Lubin, D, Cutchin D, Conant W, Grassl H, Schmid U, Biselli W.  1995.  Spectral Longwave Emission in the Tropics - Ftir Measurement at the Sea-Surface and Comparison with Fast Radiation Codes. Journal of Climate. 8:286-295.   10.1175/1520-0442(1995)008<0286:sleitt>;2   AbstractWebsite

Longwave emission by the tropical western Pacific atmosphere has been measured at the ocean surface by a Fourier Transform Infrared (FTIR) spectroradiometer deployed aboard the research vessel John Vickers as part of the Central Equatorial Pacific Experiment. The instrument operated throughout a Pacific Ocean crossing, beginning on 7 March 1993 in Honiara, Solomon Islands, and ending on 29 March 1993 in Los Angeles, and recorded longwave emission spectra under atmospheres associated with sea surface temperatures ranging from 291.0 to 302.8 K. Precipitable water vapor abundances ranged from 1.9 to 5.5 column centimeters. Measured emission spectra (downwelling zenith radiance) covered the middle infrared (5-20 mu m) with one inverse centimeter spectral resolution. FTIR measurements made under an entirely clear field of view are compared with spectra generated by LOWTRAN 7 and MODTRAN 2, as well as downwelling flux calculated by the NCAR Community Climate Model (CCM-2) radiation code, using radiosonde profiles as input data for these calculations. In the spectral interval 800-1000 cm(-1), these comparisons show a discrepancy between FTIR data and MODTRAN 2 having an overall variability of 6-7 mW m(-2) sr(-1) cm and a concave shape that may be related to the representation of water vapor continuum emission in MODTRAN 2. Another discrepancy appears in the spectral interval 1200-1300 cm(-1), where MODTRAN 2 appears to overestimate zenith radiance by 5 mW m(-2) sr(-1) cm.
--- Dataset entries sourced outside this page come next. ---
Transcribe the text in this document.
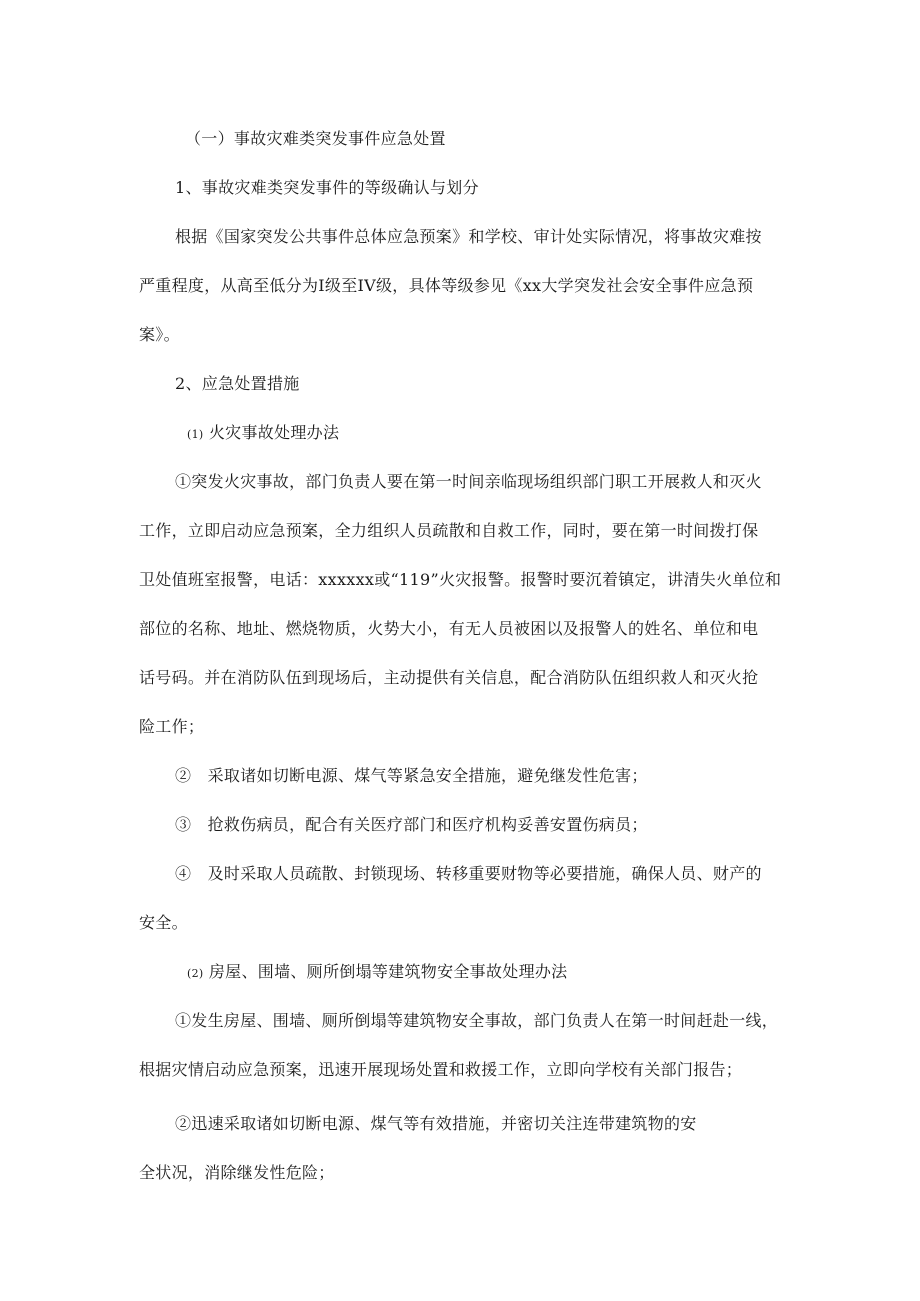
（一）事故灾难类突发事件应急处置
1、事故灾难类突发事件的等级确认与划分
根据《国家突发公共事件总体应急预案》和学校、审计处实际情况，将事故灾难按
严重程度，从高至低分为I级至IV级，具体等级参见《xx大学突发社会安全事件应急预
案》。
2、应急处置措施
(1) 火灾事故处理办法
①突发火灾事故，部门负责人要在第一时间亲临现场组织部门职工开展救人和灭火
工作，立即启动应急预案，全力组织人员疏散和自救工作，同时，要在第一时间拨打保
卫处值班室报警，电话：xxxxxx或“119”火灾报警。报警时要沉着镇定，讲清失火单位和
部位的名称、地址、燃烧物质，火势大小，有无人员被困以及报警人的姓名、单位和电
话号码。并在消防队伍到现场后，主动提供有关信息，配合消防队伍组织救人和灭火抢
险工作；
②　采取诸如切断电源、煤气等紧急安全措施，避免继发性危害；
③　抢救伤病员，配合有关医疗部门和医疗机构妥善安置伤病员；
④　及时采取人员疏散、封锁现场、转移重要财物等必要措施，确保人员、财产的
安全。
(2) 房屋、围墙、厕所倒塌等建筑物安全事故处理办法
①发生房屋、围墙、厕所倒塌等建筑物安全事故，部门负责人在第一时间赶赴一线，
根据灾情启动应急预案，迅速开展现场处置和救援工作，立即向学校有关部门报告；
②迅速采取诸如切断电源、煤气等有效措施，并密切关注连带建筑物的安
全状况，消除继发性危险；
These discrepancies appear consistently; however, they become only slightly larger at the highest water vapor abundances. Because these radiance discrepancies correspond to broadband (500-2000 cm(-1)) flux uncertainties of around 3 W m(-2), there appear to be no serious inadequacies with the performance of MODTRAN 2 or LOWTRAN 7 at high atmospheric temperatures and water vapor abundances. On average, CCM-2 flux calculations agree to within 1 W m(-2) with downwelling flux estimates from the FTIR data over all sea surface temperatures, although this result has a scatter of +/-12 W m(-2) at high sea surface temperatures.